Agent Rudi Bucholtz finally suggested, ‘Perhaps we’d better look at Josephina’s files.’
***
The same woman brought a lunch of sandwiches and advised that Agent Woerli had left for the day. Not feeling well. They ate in the airless office, poring through a murdered art cop’s files. Whatever else, Josephina Perella had been carefully professional in keeping records of her moves and contacts. There were over a hundred documents — memos, correspondence, professional opinions — in both electronic and paper form bearing the name Marcus Streit, several as recent as that spring. About the Millet. There was no trace of the name Justin Aebischer in any of their dealings.
It was barely mid-afternoon when Hans Grinnell snapped his briefcase closed and offered his hand. ‘Inspector, it was a pleasure.’
Aliette was taken by surprise. ‘Where are you going?’
‘Home. Got two matches after school.’ As he moved to the door, Grinnell proudly explained his two sons’ busy involvement in the junior soccer program at Oberwil. ‘…Apart from the fact I’m helping out with Willy’s group, if I don’t show up it will mean my wife will have to drive in two different directions at the same tim
e. She will not be happy and I will suffer.’
The French cop blurted, ‘Wait!’
‘Yes?’ Was that an order?
She blushed. ‘Will I see you tomorrow?’
‘I hope not.’ Trying for a joke, missing completely. Realizing as much, Grinnell shrugged and stated that because the forensics search at Josephina Perella’s flat had yielded nothing useful, there was nothing more for him here in Basel.

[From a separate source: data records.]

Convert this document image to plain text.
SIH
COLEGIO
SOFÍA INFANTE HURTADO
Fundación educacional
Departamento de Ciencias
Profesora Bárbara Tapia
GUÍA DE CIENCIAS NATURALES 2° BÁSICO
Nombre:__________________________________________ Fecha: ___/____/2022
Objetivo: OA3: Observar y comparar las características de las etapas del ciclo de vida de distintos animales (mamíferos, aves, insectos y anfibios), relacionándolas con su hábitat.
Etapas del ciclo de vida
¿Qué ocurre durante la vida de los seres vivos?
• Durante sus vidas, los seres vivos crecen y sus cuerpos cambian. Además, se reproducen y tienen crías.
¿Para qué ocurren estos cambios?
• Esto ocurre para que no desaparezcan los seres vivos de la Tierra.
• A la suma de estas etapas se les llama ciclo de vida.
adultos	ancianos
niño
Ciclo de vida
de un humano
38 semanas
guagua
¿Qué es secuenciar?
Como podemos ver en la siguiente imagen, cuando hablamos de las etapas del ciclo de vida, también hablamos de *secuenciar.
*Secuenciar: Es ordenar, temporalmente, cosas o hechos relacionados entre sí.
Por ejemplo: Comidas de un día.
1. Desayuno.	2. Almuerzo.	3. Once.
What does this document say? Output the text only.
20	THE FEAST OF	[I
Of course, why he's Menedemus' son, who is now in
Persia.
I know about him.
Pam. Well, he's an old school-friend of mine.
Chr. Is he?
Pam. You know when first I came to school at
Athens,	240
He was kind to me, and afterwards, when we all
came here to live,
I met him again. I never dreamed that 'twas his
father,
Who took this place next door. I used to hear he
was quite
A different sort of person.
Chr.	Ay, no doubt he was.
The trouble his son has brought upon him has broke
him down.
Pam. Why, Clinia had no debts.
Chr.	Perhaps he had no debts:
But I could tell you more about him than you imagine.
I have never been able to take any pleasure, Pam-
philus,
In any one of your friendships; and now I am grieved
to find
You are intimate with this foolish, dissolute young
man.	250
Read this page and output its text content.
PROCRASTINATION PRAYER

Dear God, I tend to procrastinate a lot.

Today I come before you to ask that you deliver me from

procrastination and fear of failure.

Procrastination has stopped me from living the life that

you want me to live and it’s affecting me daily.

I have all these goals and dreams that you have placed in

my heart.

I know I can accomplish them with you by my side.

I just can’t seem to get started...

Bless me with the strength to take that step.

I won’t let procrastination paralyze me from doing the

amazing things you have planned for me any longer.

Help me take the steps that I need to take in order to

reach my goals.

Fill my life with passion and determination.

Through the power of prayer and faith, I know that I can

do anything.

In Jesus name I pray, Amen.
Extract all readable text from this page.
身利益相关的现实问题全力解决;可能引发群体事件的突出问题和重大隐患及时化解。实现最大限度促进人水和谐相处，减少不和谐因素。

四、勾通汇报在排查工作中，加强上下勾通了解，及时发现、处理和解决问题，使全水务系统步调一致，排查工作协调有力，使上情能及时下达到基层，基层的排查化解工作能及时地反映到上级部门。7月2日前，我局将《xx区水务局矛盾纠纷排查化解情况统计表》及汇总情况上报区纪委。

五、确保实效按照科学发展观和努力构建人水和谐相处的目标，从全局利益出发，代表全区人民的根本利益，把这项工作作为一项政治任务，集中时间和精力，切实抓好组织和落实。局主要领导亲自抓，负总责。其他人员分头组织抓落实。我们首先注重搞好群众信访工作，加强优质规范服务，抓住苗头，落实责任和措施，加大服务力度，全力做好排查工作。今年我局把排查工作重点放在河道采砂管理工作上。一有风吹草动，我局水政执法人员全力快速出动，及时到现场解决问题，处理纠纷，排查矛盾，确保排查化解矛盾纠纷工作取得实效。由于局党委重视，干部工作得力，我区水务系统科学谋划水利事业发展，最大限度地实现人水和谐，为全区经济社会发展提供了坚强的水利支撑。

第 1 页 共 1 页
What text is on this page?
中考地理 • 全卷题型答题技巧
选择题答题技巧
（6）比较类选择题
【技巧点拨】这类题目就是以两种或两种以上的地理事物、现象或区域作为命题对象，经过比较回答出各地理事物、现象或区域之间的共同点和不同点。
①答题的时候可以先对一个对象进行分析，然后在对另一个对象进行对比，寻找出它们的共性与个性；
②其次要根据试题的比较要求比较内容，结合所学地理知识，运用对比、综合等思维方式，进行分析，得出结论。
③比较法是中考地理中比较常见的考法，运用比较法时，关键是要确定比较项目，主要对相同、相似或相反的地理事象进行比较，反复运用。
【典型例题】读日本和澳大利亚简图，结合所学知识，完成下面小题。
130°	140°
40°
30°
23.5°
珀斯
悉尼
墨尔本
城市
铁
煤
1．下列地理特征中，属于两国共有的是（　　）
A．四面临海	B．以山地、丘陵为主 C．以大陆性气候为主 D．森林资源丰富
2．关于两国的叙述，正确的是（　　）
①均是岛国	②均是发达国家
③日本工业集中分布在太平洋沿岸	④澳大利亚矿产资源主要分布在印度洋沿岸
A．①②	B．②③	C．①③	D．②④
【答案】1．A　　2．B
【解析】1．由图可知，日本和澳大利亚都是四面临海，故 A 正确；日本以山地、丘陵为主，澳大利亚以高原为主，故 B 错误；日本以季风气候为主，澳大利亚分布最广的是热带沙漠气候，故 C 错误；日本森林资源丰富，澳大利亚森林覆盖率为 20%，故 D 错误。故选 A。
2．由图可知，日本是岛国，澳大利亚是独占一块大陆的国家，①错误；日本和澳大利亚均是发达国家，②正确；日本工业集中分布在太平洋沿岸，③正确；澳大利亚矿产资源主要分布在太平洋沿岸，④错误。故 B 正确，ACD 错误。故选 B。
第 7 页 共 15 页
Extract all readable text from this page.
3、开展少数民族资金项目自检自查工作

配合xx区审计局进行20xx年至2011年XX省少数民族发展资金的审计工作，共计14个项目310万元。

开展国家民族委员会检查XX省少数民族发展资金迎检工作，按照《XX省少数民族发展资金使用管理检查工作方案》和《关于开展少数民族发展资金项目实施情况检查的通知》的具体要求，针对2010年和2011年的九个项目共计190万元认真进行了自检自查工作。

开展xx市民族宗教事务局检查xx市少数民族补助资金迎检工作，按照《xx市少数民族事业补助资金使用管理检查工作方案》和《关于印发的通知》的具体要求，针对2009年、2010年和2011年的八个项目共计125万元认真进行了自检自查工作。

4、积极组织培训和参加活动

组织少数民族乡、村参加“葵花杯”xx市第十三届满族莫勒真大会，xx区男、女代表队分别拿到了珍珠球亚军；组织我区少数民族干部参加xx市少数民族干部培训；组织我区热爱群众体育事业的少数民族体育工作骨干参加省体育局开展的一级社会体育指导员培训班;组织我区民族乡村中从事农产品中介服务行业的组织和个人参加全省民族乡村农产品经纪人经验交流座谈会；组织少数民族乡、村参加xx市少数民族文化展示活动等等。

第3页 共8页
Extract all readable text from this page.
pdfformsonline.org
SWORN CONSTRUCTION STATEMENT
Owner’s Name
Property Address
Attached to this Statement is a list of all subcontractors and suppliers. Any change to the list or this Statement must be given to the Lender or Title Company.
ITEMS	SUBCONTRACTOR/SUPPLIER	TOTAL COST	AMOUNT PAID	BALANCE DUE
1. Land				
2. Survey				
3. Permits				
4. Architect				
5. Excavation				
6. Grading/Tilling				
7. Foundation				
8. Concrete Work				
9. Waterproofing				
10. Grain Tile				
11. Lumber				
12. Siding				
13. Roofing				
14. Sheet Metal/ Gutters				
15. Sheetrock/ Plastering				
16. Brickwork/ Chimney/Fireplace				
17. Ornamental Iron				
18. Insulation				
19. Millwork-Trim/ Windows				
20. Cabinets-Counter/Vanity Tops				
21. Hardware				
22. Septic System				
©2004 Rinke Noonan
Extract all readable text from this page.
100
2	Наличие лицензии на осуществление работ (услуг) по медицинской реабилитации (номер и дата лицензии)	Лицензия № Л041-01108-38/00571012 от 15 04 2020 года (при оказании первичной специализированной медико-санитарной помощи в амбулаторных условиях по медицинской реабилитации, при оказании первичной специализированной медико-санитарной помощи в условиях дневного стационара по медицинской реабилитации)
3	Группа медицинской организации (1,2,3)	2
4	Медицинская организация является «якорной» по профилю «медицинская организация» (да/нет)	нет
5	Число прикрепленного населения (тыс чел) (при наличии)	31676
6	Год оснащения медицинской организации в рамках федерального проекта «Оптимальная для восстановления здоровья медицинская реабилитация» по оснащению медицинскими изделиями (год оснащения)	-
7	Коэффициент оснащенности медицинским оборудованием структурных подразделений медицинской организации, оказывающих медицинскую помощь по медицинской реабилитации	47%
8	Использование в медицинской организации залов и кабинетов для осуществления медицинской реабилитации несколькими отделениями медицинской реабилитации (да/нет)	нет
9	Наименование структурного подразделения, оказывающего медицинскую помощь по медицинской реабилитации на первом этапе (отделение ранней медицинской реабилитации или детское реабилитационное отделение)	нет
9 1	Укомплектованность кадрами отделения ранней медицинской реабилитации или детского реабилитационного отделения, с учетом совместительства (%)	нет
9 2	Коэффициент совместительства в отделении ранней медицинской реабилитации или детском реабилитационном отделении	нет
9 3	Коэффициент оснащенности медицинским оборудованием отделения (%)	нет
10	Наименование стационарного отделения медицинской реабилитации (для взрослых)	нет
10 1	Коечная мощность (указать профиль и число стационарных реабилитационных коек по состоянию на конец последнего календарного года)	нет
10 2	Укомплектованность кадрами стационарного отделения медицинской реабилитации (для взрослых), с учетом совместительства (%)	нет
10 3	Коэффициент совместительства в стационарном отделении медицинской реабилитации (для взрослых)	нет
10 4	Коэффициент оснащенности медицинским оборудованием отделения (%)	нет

‘But the galleries…I need…I mean, surely two of us…’
Hans Grinnell gestured toward Rudi Bucholtz: there’s your man for the galleries, noting, ‘I’ve done the galleries, Inspector.’ And got nothing.
‘But I should have a look around her apartment. You could — ’
‘No, that will not be necessary.’ Grinnell was kindly as he moved through the door. ‘Thank you for your help…’ adding, ‘Please. It’s not personal. I’m sure you understand.’
She followed. ‘Why won’t you tell me what you have?’
‘Because you do not need to know.’ He stopped in the foyer. Sighed once. ‘What I mean, with respect, Inspector, I don’t see how you could help.’
‘Would you please stop insulting me. Respect?…It does not play well, Herr Inspector.’
‘As you wish.’ Another phlegmatic sigh. ‘Here’s the story. Please listen. There is nothing in the Bettelman killing that comes anywhere near Josephina Perella and the role she had to be playing. Beyond her,’ a shrug, ‘it’s all quite Swiss. Has nothing to do with you. It really doesn’t.’ He smiled: not trying to be a nasty bugger here, just averse to wasting precious time. ‘Perhaps my investigation will open a door for yours. But first things first, yes? We’ll be in touch.’
Then the lift arrived and he was gone.
Aliette Nouvelle found herself alone with Rudi Bucholtz — watching her, eyes wet and dark, gently quizzical. Waiting. Waiting to be led. ‘Alors, monsieur? No Franki. No Hans…’
‘No Josephina. You could call Basel City. Ask them to escort you through her place.’
‘Right.’ At least Rudi had been following the flow and (maybe) had a sense of humour. ‘Is there anyone special in her life I should talk to?’